- Before implementing solutions to problems, use a root cause analysis process to identify the problem, gather data, and analyze possible causes. Only then develop and execute plans to address those root causes, plans that have explicit goals, measurable outcomes, detailed timelines, and assigned responsibility.
- Adhere to sound fiscal policies. For example, issue purchase orders before, not after, the work is done. Create an internal audit function and fraud tip line to beef up compliance with standard accounting and financial procedures. Lastly, fix the district’s broken asset management system.
- Ensure adherence to policies and education codes. There is no excuse for a recent audit finding that resulted in the district returning over $450,000 in supplemental LCFF funds because the district mis-counted the students eligible for a free and reduced lunch.
- Fill public records act requests promptly. The district has been delaying the release of easily accessed records by weeks or months, and in some cases ignoring the request altogether. This is not only unlawful, but it also shows disrespect to the taxpaying public.
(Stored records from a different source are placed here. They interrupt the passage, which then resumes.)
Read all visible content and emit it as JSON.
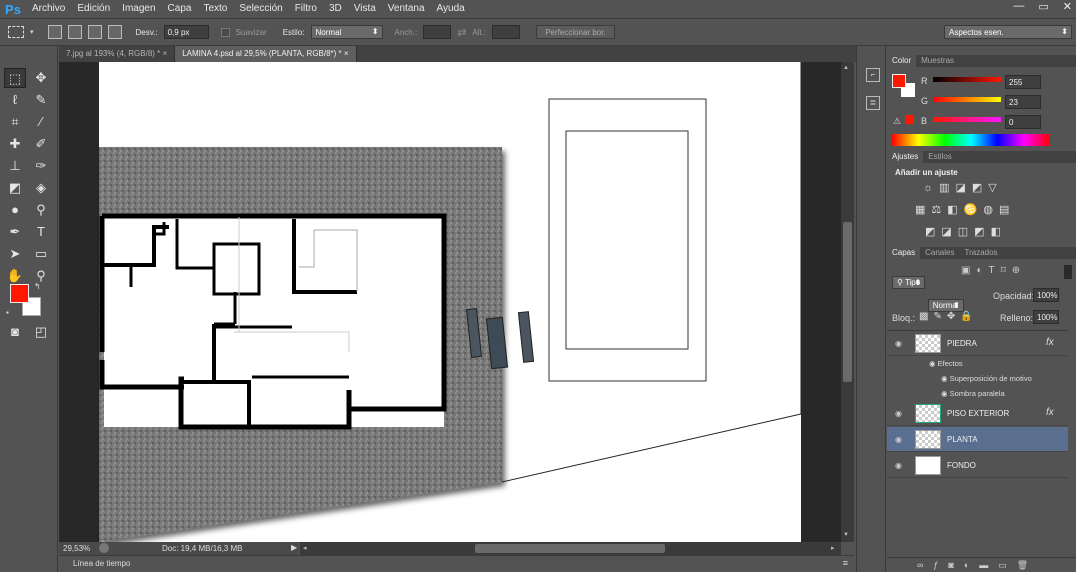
{
  "menubar": {
    "logo": "Ps",
    "items": [
      "Archivo",
      "Edición",
      "Imagen",
      "Capa",
      "Texto",
      "Selección",
      "Filtro",
      "3D",
      "Vista",
      "Ventana",
      "Ayuda"
    ],
    "controls": [
      "—",
      "▭",
      "✕"
    ]
  },
  "options": {
    "desv_label": "Desv.:",
    "desv_value": "0,9 px",
    "suavizar": "Suavizar",
    "estilo_label": "Estilo:",
    "estilo_value": "Normal",
    "anch_label": "Anch.:",
    "alt_label": "Alt.:",
    "refine_button": "Perfeccionar bor.",
    "workspace": "Aspectos esen."
  },
  "tabs": [
    {
      "label": "7.jpg al 193% (4, RGB/8) *",
      "close": "×"
    },
    {
      "label": "LAMINA 4.psd al 29,5% (PLANTA, RGB/8*) *",
      "close": "×"
    }
  ],
  "status": {
    "zoom": "29,53%",
    "doc": "Doc: 19,4 MB/16,3 MB"
  },
  "timeline": {
    "label": "Línea de tiempo"
  },
  "color_panel": {
    "tabs": [
      "Color",
      "Muestras"
    ],
    "r_label": "R",
    "g_label": "G",
    "b_label": "B",
    "r": "255",
    "g": "23",
    "b": "0",
    "foreground": "#ff1700"
  },
  "adjust_panel": {
    "tabs": [
      "Ajustes",
      "Estilos"
    ],
    "heading": "Añadir un ajuste"
  },
  "layers_panel": {
    "tabs": [
      "Capas",
      "Canales",
      "Trazados"
    ],
    "filter": "Tipo",
    "blend": "Normal",
    "opacity_label": "Opacidad:",
    "opacity": "100%",
    "lock_label": "Bloq.:",
    "fill_label": "Relleno:",
    "fill": "100%",
    "layers": [
      {
        "name": "PIEDRA",
        "fx": "fx"
      },
      {
        "name": "PISO EXTERIOR",
        "fx": "fx"
      },
      {
        "name": "PLANTA",
        "fx": ""
      },
      {
        "name": "FONDO",
        "fx": ""
      }
    ],
    "effects_label": "Efectos",
    "effects": [
      "Superposición de motivo",
      "Sombra paralela"
    ]
  }
}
- Follow the Brown Act. For example, the act requires that links to board agendas be prominently displayed on the district home page. Instead, visitors must scroll through multiple screens to see a non-descriptive Board Meetings link at the very bottom. Agendas for Brown Act committees have not always been posted within the required 72-hour window.
- Bring back reports that were regularly scheduled and discussed by the board, but have been sporadic or eliminated altogether, e.g., Inter-district transfer reports, overtime reports, and reports of summer school plans in the spring, and results in the fall. That which gets measured, gets better. That which gets measured and reported, gets better faster.
- Use the influx of new ongoing funds to recruit new employees and provide competitive salaries that prevent the current loss of teachers and staff to surrounding districts. Almost 50% of principals, assistant principals and key district administrators left during the last two years. A reported 17% of our teachers left the district last year. This turnover is unacceptable, and works against a stable, well-functioning district.
- Use the influx of new one-time funds to meet immediate student needs, especially in math, by providing tutoring and supplemental “boost” opportunities, especially for our low income and English learner students. Analyze the root causes of the high failure rate of students in core high school courses and develop a long term TK-12 plan to ensure one year’s growth for every student every year.
- Recognize that student success requires that everyone be on board; a school board that operates with transparency and does their homework; administrators, teachers and classified staff who are given the freedom and support to do their best and who are allowed to fail—because that’s how growth occurs. People want to do a good job; given the opportunity, they will.